Commons : Walter Klingenbeck  - Collection of images, videos and audio files

Individual evidence

  1. a b N.N .: Four boys for Germany . In: Today. A new illustrated magazine . No. 21 , October 1, 1946, printed in: Bäumler 1998/2003, 84–86, here: 85 .
  2. a b Hildegard Vieregg: Code name "Betti" . Munich 1997, p. 70-72 .
  3. a b Helga Pfoertner: memorials, memorials, places of remembrance for the victims of National Socialism in Munich 1933-1945. Live with the story. Volume 2, I-P . Munich 2003, p. 115 (with a photo of the grave, but erroneously stated forest cemetery instead of west cemetery).
  4. Helmut Gollwitzer, Käthe Kuhn, Reinhold Schneider (eds.): You haunted me at night . Farewell letters and records of the resistance 1933–1945 . Chr. Kaiser Verlag, Munich 1954, p. 85 (Walter Klingenbeck is referred to in the entry as a "student", the members of his group as "fellow students", even if there is never any mention of studying with him or the accused).
  5. ^ Klaus Bäumler: Walter Klingenbeck. On the 60th anniversary of his death, August 5, 1943 - August 5, 2003 . District Committee Maxvorstadt 2003, p. 87-88 .
  6. Helga Pfoertner: memorials, memorials, places of remembrance for the victims of National Socialism in Munich 1933-1945. Live with the story. Volume 2, I-P . tape 2 . Munich 2003, p. 118 .
  7. a b Walter Klingenbeck. In: Website of the parish of St. Ludwig (Munich). Retrieved on May 1, 2018 (with an exact location of the grave in Munich's Westfriedhof and a collection of quotes from and about Walter Klingenbeck).
  8. ^ Jürgen Zarusky: Forgotten Catholic resistance fighters in Bavaria: Walter Klingenbeck. In: YouTube. Catholic Academy in Bavaria AUDIO channel, accessed on 7 May 2018 .

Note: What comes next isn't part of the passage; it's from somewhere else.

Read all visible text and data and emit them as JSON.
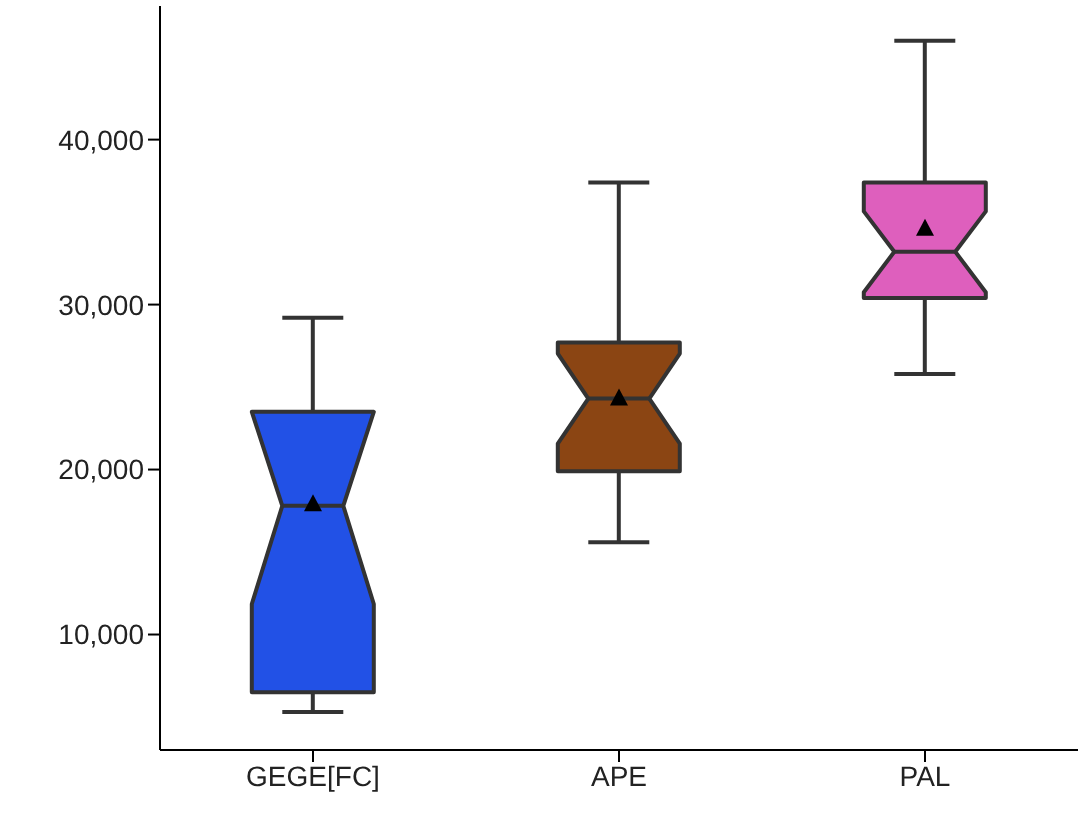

  9. ^ Jürgen Zarusky: Walter Klingenbeck (1924 to 1943) . In: to debate . No. 1 , 2018, p. 28-30 .
  10. ^ Peter Pfister: Walter Klingenbeck . In: Helmut Moll on behalf of the German Bishops' Conference (Ed.): Witnesses for Christ. The German Martyrologicum of the 20th Century . 4th edition. tape 1 . Ferdinand Schöningh, Paderborn / Munich / Vienna / Zurich 2006, p. 409-411 .

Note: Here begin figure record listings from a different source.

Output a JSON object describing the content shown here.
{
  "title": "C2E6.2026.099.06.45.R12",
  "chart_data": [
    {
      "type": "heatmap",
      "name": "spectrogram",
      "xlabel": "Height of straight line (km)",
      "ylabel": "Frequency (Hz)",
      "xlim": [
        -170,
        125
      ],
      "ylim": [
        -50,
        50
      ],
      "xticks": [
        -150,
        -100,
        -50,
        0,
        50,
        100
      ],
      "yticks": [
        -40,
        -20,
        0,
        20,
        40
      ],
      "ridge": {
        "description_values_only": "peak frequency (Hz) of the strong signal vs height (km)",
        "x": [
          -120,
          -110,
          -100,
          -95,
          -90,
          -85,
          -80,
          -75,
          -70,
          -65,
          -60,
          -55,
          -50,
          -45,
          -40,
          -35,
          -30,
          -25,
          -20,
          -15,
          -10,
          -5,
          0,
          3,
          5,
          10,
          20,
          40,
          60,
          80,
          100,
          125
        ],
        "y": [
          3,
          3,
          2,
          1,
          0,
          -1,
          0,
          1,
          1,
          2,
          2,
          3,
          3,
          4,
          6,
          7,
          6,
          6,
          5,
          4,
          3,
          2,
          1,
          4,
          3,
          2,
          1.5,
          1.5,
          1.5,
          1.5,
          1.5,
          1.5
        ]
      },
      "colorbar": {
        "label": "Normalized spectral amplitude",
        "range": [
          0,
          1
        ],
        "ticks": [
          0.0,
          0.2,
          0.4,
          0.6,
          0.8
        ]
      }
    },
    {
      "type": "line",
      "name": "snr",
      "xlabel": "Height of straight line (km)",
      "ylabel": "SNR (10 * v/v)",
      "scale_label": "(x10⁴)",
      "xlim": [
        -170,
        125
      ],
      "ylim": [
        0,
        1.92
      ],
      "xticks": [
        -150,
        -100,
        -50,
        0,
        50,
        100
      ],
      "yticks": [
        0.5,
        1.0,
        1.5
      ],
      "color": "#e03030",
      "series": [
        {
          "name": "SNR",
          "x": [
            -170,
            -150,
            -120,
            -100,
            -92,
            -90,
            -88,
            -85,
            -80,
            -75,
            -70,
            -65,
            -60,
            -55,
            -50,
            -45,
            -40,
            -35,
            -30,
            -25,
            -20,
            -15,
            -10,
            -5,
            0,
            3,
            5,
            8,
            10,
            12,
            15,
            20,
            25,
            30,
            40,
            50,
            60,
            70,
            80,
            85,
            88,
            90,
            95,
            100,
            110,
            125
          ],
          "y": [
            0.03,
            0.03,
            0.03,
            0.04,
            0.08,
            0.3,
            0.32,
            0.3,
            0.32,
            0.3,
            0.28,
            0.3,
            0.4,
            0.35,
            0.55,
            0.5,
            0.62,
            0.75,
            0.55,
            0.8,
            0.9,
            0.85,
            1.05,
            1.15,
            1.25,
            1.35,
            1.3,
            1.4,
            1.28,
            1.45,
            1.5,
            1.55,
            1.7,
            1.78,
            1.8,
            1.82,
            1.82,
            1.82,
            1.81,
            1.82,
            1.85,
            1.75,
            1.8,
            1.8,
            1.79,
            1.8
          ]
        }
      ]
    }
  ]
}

  11. Hans-Günter Richardi: He wanted to expose the Nazi state over the airwaves . In: Süddeutsche Zeitung . November 9, 1993, p. 39 (also reprinted in Bäumler 1998/2003, 92–93).
  12. Sepp Hödl: Documentation I: Levels of remembering . In: Klaus Bäumler (Ed.): Walter Klingenbeck. For the 60th anniversary of death. August 5, 1943-5. August 2003 . 2nd edition of the 1998 edition, expanded only by a further preface. District committee Maxvorstadt, Munich 2003, p. 74-87 .

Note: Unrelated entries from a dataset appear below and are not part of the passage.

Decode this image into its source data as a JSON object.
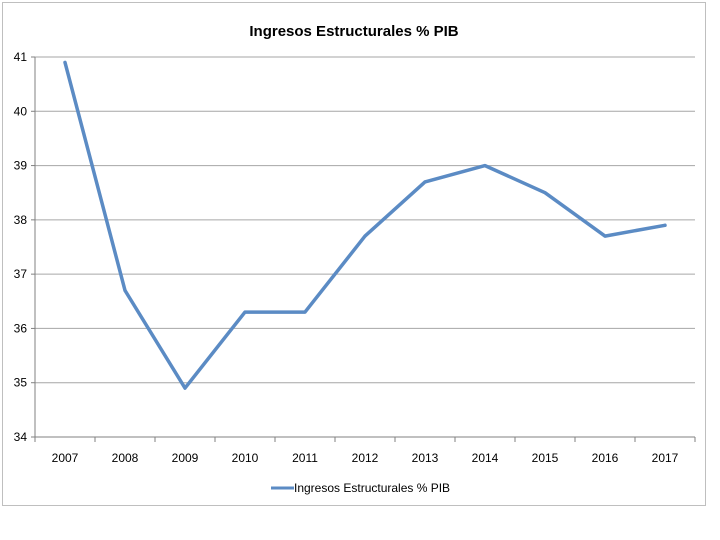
{
  "chart_data": {
    "type": "line",
    "title": "Ingresos Estructurales % PIB",
    "xlabel": "",
    "ylabel": "",
    "categories": [
      "2007",
      "2008",
      "2009",
      "2010",
      "2011",
      "2012",
      "2013",
      "2014",
      "2015",
      "2016",
      "2017"
    ],
    "yticks": [
      "34",
      "35",
      "36",
      "37",
      "38",
      "39",
      "40",
      "41"
    ],
    "ylim": [
      34,
      41
    ],
    "grid": true,
    "legend_position": "bottom",
    "series": [
      {
        "name": "Ingresos Estructurales % PIB",
        "color": "#5b8bc4",
        "values": [
          40.9,
          36.7,
          34.9,
          36.3,
          36.3,
          37.7,
          38.7,
          39.0,
          38.5,
          37.7,
          37.9
        ]
      }
    ]
  }
}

  13. Helga Pfoertner: memorials, memorials, places of remembrance for the victims of National Socialism in Munich 1933-1945. Live with the story. Volume 2, I-P . Munich 2003, p. 116 .
  14. Gerald Fiebig: Acoustic monument for Walter Klingenbeck. Retrieved on May 7, 2018 ("The piece is based on the composition of the same name by die Grenzlandreiter, which was performed in Munich in 2006 as a public performance").
  15. State capital Munich. Kulturreferat: ortstermine 2006. Art in public space. Retrieved May 7, 2018 .
  16. ^ Initiative Stolpersteine ​​für München eV: Chronicle of the Stolpersteine ​​in Munich. Retrieved July 22, 2018 .
  17. Honors for Walter Klingenbeck. Retrieved July 22, 2018 .
  18. Birgit Grundner and Gerhard Brack: Memorial plaque for Nazi resistance fighter Walter Klingenbeck. In: BR24 Upper Bavaria. August 4, 2018, accessed August 21, 2019 .
  19. Reminder signs . In: muenchen.de. The official city portal. Retrieved August 7, 2018 .
  20. ^ Helmut Moll (ed. On behalf of the German Bishops' Conference): Witnesses for Christ. The German martyrology of the 20th century . 6. again expanded u. updated edition. tape 1 . Paderborn 2015, ISBN 978-3-506-78080-5 , pp. 493-495 .
  21. ^ Archbishopric examines the beatification of Walter Klingenbeck. Retrieved August 3, 2018 .
  22. BArch, DY 55 / V 287/49: Instead of "If you want to do something for me" it says "If you want to do something for me".